On Nov 13, 2019, at 10:26, gabriel.kabbe@mail.de wrote:
Hello everybody,
today I tried to open four files simultaneously by writing
with ( open(fname1) as f1, open(fname2) as f2, open(fname3) as f3, open(fname4) as f4 ): ...
However, this results in a SyntaxError which is caused by the extra brackets. Is there a reason that brackets are not allowed in this place?
This has been discussed many times. You probably want to search the archives of -ideas and - dev for the detailed arguments, but from what I remember, it goes something like this:
`with (a, b):` would be ambiguous between two context managers, and a single tuple used as a context manager.
Of course that’s ridiculous. Using a tuple display as a context manager will just raise an exception because tuples aren’t context managers, and it’s hard to imagine why we’d ever want to add the context manager protocol to tuples in the future, so it’s always obvious to any human that this means two context managers, so there’s no reason to consider it ambiguous.
But it does mean either we have to add an extra set of productions to the grammar so we have an “all kinds of expression except parenthesized tuple” to use there, or we have to add a post-grammar, non-declarative rule to disambiguate this case. Both of these are doable, but they do complicate the parser, so the question is, is it worth it?
Nick Coghlan has frequently argued that when you have more than two or three short context managers, that’s a sign you probably want a custom context manager that handles all those things together, or maybe you just want to use ExitStack.
People counter-argue that there are cases where you really do want three mid-length simple context managers, and that’s easily enough to push you over 80 columns, and the backslash looks horrible and is even flagged by some tools even if PEP 8 specifically recommends it here, and turning it into nested with statements makes the code less readable because it highlights the wrong things and indents too far.
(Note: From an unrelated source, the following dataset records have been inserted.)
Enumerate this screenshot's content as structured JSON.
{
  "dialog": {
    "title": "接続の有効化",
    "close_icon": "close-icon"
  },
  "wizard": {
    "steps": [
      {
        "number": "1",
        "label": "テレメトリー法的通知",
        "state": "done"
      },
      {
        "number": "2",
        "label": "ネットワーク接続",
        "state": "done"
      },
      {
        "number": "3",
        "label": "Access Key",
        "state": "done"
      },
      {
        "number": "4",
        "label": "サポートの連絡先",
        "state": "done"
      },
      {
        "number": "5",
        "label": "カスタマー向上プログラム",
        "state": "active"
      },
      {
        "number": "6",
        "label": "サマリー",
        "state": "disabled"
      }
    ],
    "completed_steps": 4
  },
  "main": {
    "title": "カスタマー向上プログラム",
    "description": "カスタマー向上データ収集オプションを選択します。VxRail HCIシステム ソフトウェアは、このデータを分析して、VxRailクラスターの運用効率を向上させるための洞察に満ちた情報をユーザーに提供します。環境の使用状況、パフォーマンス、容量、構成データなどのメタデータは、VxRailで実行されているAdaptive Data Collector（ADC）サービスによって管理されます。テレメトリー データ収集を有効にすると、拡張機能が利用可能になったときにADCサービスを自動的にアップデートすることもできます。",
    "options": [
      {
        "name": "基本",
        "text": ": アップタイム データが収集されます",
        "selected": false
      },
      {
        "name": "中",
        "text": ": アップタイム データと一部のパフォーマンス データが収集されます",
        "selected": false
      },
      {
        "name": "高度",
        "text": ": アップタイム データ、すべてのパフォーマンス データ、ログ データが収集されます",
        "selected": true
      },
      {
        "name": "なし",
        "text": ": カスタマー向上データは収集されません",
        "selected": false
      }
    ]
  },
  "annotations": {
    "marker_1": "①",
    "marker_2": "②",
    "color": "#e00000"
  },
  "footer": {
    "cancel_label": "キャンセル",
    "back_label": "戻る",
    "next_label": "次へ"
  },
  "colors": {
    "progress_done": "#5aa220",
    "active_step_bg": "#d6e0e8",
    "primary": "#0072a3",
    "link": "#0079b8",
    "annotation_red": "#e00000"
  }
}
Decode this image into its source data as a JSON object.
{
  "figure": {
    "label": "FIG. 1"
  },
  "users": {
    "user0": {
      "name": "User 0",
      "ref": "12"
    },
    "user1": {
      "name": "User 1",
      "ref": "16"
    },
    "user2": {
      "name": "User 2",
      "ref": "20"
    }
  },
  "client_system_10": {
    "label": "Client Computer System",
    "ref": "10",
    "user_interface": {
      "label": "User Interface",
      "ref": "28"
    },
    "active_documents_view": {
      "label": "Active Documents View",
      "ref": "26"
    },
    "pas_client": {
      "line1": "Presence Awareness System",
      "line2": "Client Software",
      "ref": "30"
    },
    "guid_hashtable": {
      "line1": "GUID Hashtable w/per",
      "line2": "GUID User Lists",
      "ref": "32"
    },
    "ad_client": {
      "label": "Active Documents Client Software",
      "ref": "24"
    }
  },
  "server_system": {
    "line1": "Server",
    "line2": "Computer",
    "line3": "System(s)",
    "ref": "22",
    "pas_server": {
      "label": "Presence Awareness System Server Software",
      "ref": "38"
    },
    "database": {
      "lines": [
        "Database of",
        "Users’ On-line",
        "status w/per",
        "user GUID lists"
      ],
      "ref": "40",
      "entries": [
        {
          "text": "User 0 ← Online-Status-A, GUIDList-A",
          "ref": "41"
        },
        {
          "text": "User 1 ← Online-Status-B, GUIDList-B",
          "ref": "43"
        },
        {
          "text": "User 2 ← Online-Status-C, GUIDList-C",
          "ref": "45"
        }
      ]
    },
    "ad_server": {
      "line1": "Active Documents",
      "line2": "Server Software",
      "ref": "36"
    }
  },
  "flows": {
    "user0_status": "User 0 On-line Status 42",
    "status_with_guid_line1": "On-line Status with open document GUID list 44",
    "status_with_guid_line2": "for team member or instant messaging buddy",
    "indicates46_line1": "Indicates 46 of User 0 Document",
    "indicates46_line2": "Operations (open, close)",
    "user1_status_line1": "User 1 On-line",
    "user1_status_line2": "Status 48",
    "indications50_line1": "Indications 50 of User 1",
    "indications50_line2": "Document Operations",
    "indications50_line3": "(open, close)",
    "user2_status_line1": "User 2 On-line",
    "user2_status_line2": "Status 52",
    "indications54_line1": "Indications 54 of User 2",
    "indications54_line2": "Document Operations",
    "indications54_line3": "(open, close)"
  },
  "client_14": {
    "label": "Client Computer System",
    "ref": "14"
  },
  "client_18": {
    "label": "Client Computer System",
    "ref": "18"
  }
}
And in many such cases a custom umbrella manager would just overcomplicate things. If I’m just merging two CSV files into a third one, what meaning or behavior does an object that wraps all three files have? (But maybe ExitStack is fine here?)
So the question is whether people can come up with specific real-life examples that clearly look over complicated done one of the other ways (and ugly done with backslashes), so people can decide whether they’re sufficiently compelling that it’s worth complicating the parser for. And I think it always fizzles out at that point.
But this all based on my memory, which is probably wrong or fuzzy on at least some points, so you really should dig up all of the old threads.